一本道无码

一本道无码

Carnegie Mellon Electricity Industry Center

一本道无码's College of Engineering and Tepper School of Business

Speaker: Bo Zeng

Title: Robust Optimization in Energy Systems: from Static Uncertainty to Decision-Dependent Uncertainty

Date: 4 December, 2024

Time: 12:00 PM

Location: 4110 Wean Hall and via Zoom

Robust optimization (RO), as a recent optimization scheme, has soon been adopted in many practical systems (e.g., power, logistics and healthcare systems) to support their design, operations, and reliabilities. Conventionally, RO captures the concerned randomness by a (static) uncertainty set, and derives a solution that should perform well in any scenario within that set. Nevertheless, it has been observed that the decision maker’s choice will significantly affect behavior of the underlying random factors, leading to the notion of decision-dependent uncertainty (DDU). For example, DDU occurs in the capacity expansion of charging facilities, where the installation of new charging facilities inspires and attracts more customers’ demand, i.e., the phenomenon of the ``induced demand.’’

In this talk, we first review existing computational methods for two-stage RO with static uncertainty. An extension to deal with left-hand-side uncertainty in Unit Commitment problem will be demonstrated. Then, a set of new results, including a new generation of column-and-constraint generation method, for two-stage RO with DDU will be presented. A demonstration on using DDU to capture the induced demand and then to develop an RO-based hydrogen-electrical system planning model is presented. Numerical results will be provided that highlights the impact of the induced demand in practical systems.
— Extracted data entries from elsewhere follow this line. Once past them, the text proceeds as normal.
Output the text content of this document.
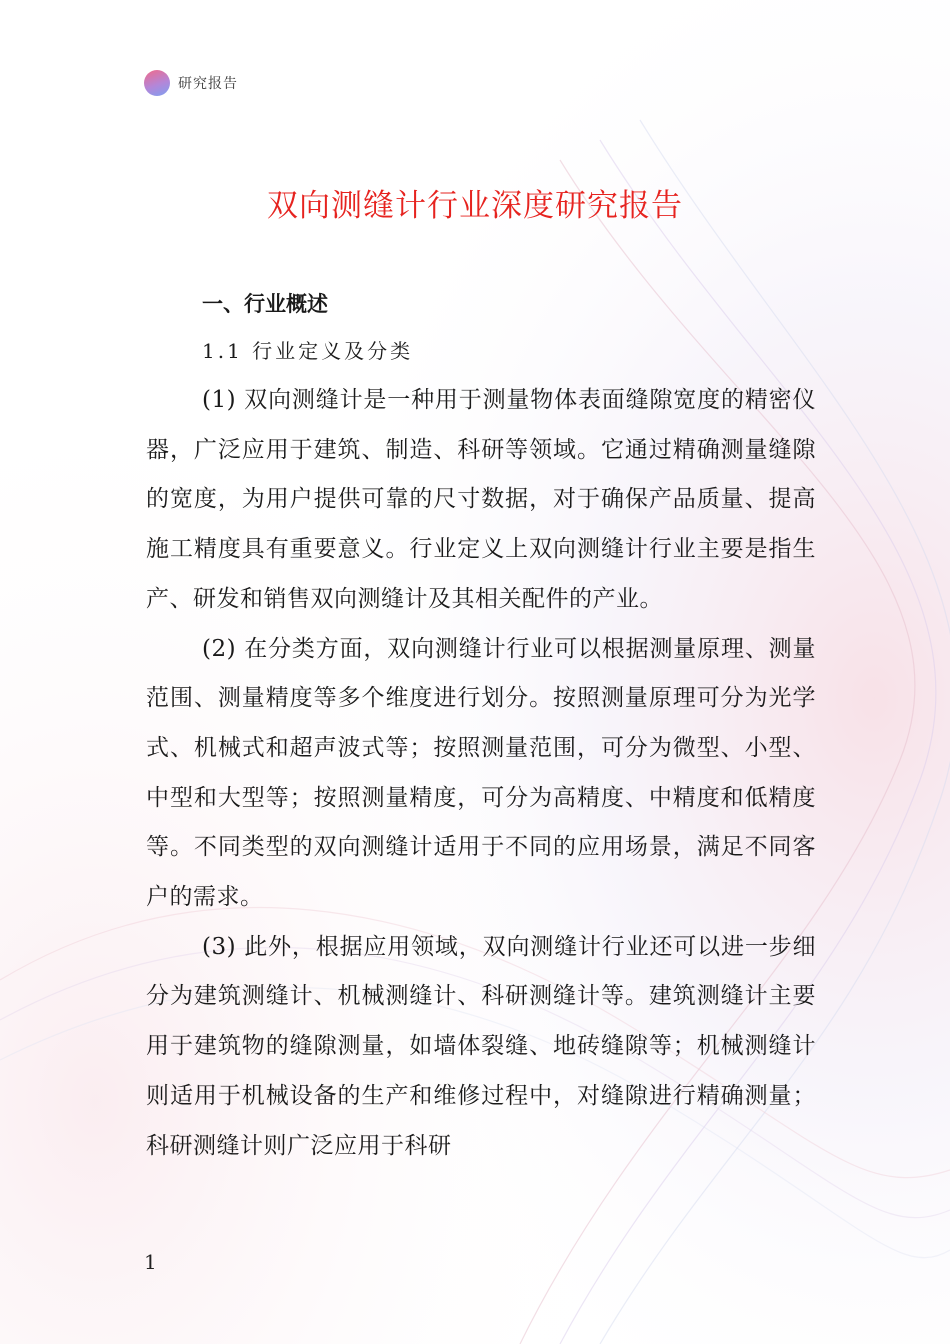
研究报告
双向测缝计行业深度研究报告
一、行业概述
1.1 行业定义及分类

(1) 双向测缝计是一种用于测量物体表面缝隙宽度的精密仪器，广泛应用于建筑、制造、科研等领域。它通过精确测量缝隙的宽度，为用户提供可靠的尺寸数据，对于确保产品质量、提高施工精度具有重要意义。行业定义上双向测缝计行业主要是指生产、研发和销售双向测缝计及其相关配件的产业。

(2) 在分类方面，双向测缝计行业可以根据测量原理、测量范围、测量精度等多个维度进行划分。按照测量原理可分为光学式、机械式和超声波式等；按照测量范围，可分为微型、小型、中型和大型等；按照测量精度，可分为高精度、中精度和低精度等。不同类型的双向测缝计适用于不同的应用场景，满足不同客户的需求。

(3) 此外，根据应用领域，双向测缝计行业还可以进一步细分为建筑测缝计、机械测缝计、科研测缝计等。建筑测缝计主要用于建筑物的缝隙测量，如墙体裂缝、地砖缝隙等；机械测缝计则适用于机械设备的生产和维修过程中，对缝隙进行精确测量；科研测缝计则广泛应用于科研

1
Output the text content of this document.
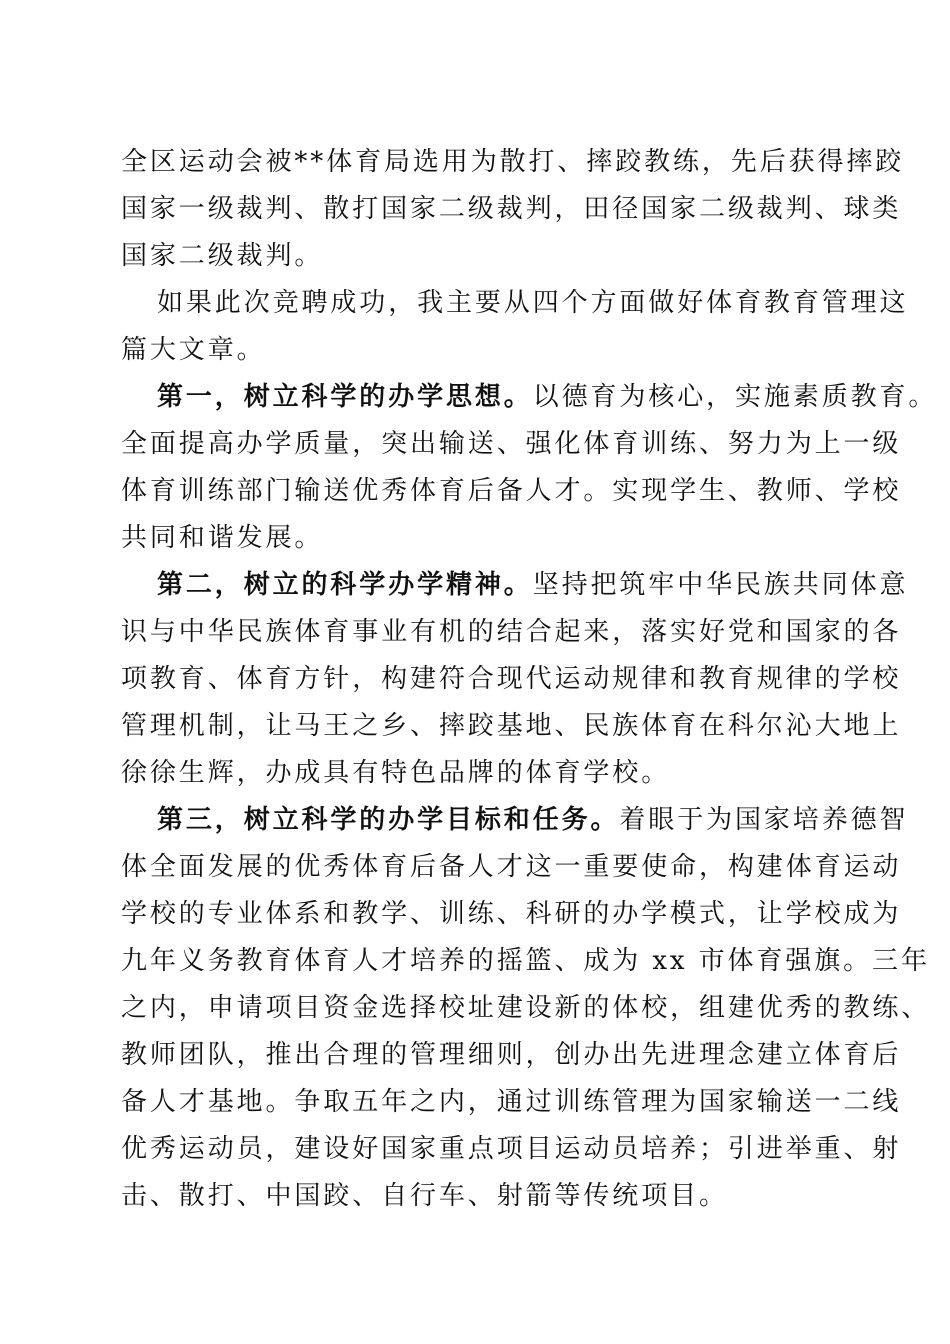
全区运动会被**体育局选用为散打、摔跤教练，先后获得摔跤
国家一级裁判、散打国家二级裁判，田径国家二级裁判、球类
国家二级裁判。
如果此次竞聘成功，我主要从四个方面做好体育教育管理这
篇大文章。
第一，树立科学的办学思想。以德育为核心，实施素质教育。
全面提高办学质量，突出输送、强化体育训练、努力为上一级
体育训练部门输送优秀体育后备人才。实现学生、教师、学校
共同和谐发展。
第二，树立的科学办学精神。坚持把筑牢中华民族共同体意
识与中华民族体育事业有机的结合起来，落实好党和国家的各
项教育、体育方针，构建符合现代运动规律和教育规律的学校
管理机制，让马王之乡、摔跤基地、民族体育在科尔沁大地上
徐徐生辉，办成具有特色品牌的体育学校。
第三，树立科学的办学目标和任务。着眼于为国家培养德智
体全面发展的优秀体育后备人才这一重要使命，构建体育运动
学校的专业体系和教学、训练、科研的办学模式，让学校成为
九年义务教育体育人才培养的摇篮、成为 xx 市体育强旗。三年
之内，申请项目资金选择校址建设新的体校，组建优秀的教练、
教师团队，推出合理的管理细则，创办出先进理念建立体育后
备人才基地。争取五年之内，通过训练管理为国家输送一二线
优秀运动员，建设好国家重点项目运动员培养；引进举重、射
击、散打、中国跤、自行车、射箭等传统项目。
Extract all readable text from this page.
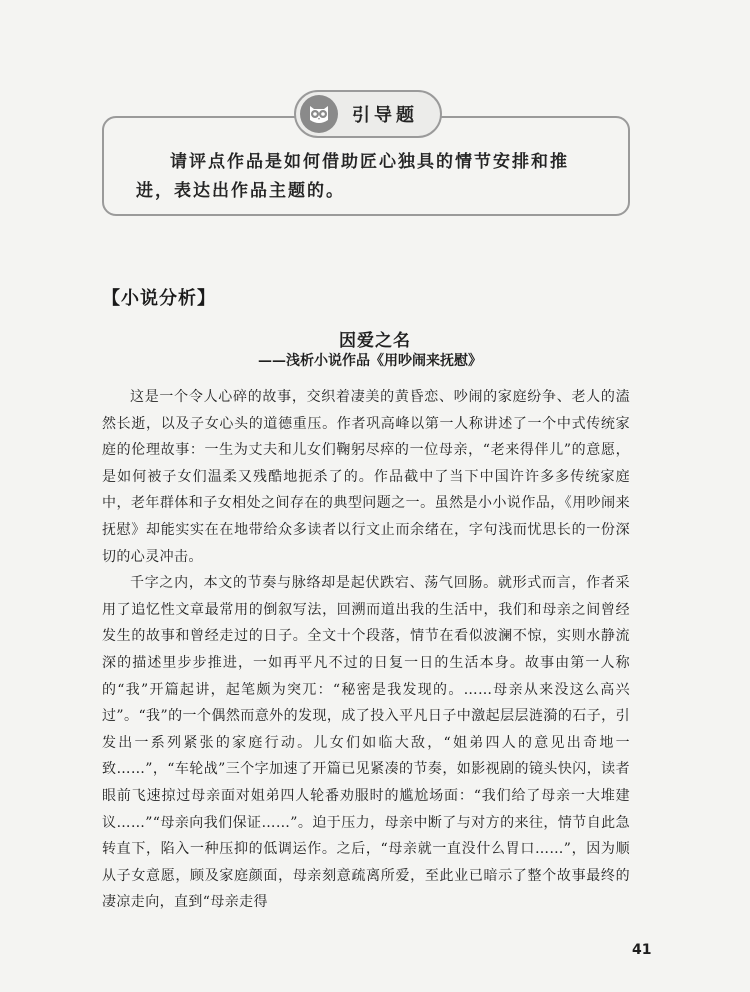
引导题

请评点作品是如何借助匠心独具的情节安排和推进，表达出作品主题的。

【小说分析】
因爱之名
——浅析小说作品《用吵闹来抚慰》

这是一个令人心碎的故事，交织着凄美的黄昏恋、吵闹的家庭纷争、老人的溘然长逝，以及子女心头的道德重压。作者巩高峰以第一人称讲述了一个中式传统家庭的伦理故事：一生为丈夫和儿女们鞠躬尽瘁的一位母亲，“老来得伴儿”的意愿，是如何被子女们温柔又残酷地扼杀了的。作品截中了当下中国许许多多传统家庭中，老年群体和子女相处之间存在的典型问题之一。虽然是小小说作品，《用吵闹来抚慰》却能实实在在地带给众多读者以行文止而余绪在，字句浅而忧思长的一份深切的心灵冲击。

千字之内，本文的节奏与脉络却是起伏跌宕、荡气回肠。就形式而言，作者采用了追忆性文章最常用的倒叙写法，回溯而道出我的生活中，我们和母亲之间曾经发生的故事和曾经走过的日子。全文十个段落，情节在看似波澜不惊，实则水静流深的描述里步步推进，一如再平凡不过的日复一日的生活本身。故事由第一人称的“我”开篇起讲，起笔颇为突兀：“秘密是我发现的。……母亲从来没这么高兴过”。“我”的一个偶然而意外的发现，成了投入平凡日子中激起层层涟漪的石子，引发出一系列紧张的家庭行动。儿女们如临大敌，“姐弟四人的意见出奇地一致……”，“车轮战”三个字加速了开篇已见紧凑的节奏，如影视剧的镜头快闪，读者眼前飞速掠过母亲面对姐弟四人轮番劝服时的尴尬场面：“我们给了母亲一大堆建议……”“母亲向我们保证……”。迫于压力，母亲中断了与对方的来往，情节自此急转直下，陷入一种压抑的低调运作。之后，“母亲就一直没什么胃口……”，因为顺从子女意愿，顾及家庭颜面，母亲刻意疏离所爱，至此业已暗示了整个故事最终的凄凉走向，直到“母亲走得

41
Dr. Zeng is an Associate Professor of Industrial Engineering in the Swanson School of Engineering at the University of Pittsburgh where he teaches and conducts research discrete and robust optimization, with applications in logistics, energy, and healthcare systems. Prior to that, he worked as an assistant professor of Industrial and Management Systems Engineering at the University of South Florida. Through his research, Dr. Zeng has developed several analytical operational models and algorithms (e.g., column-and-constraint generation method and its variants) that have been widely applied in energy and other critical infrastructure systems, to address real design and operational issues and to hedge against risks and to achieve better reliability and security. He is a professional member of IISE, INFORMS and IEEE.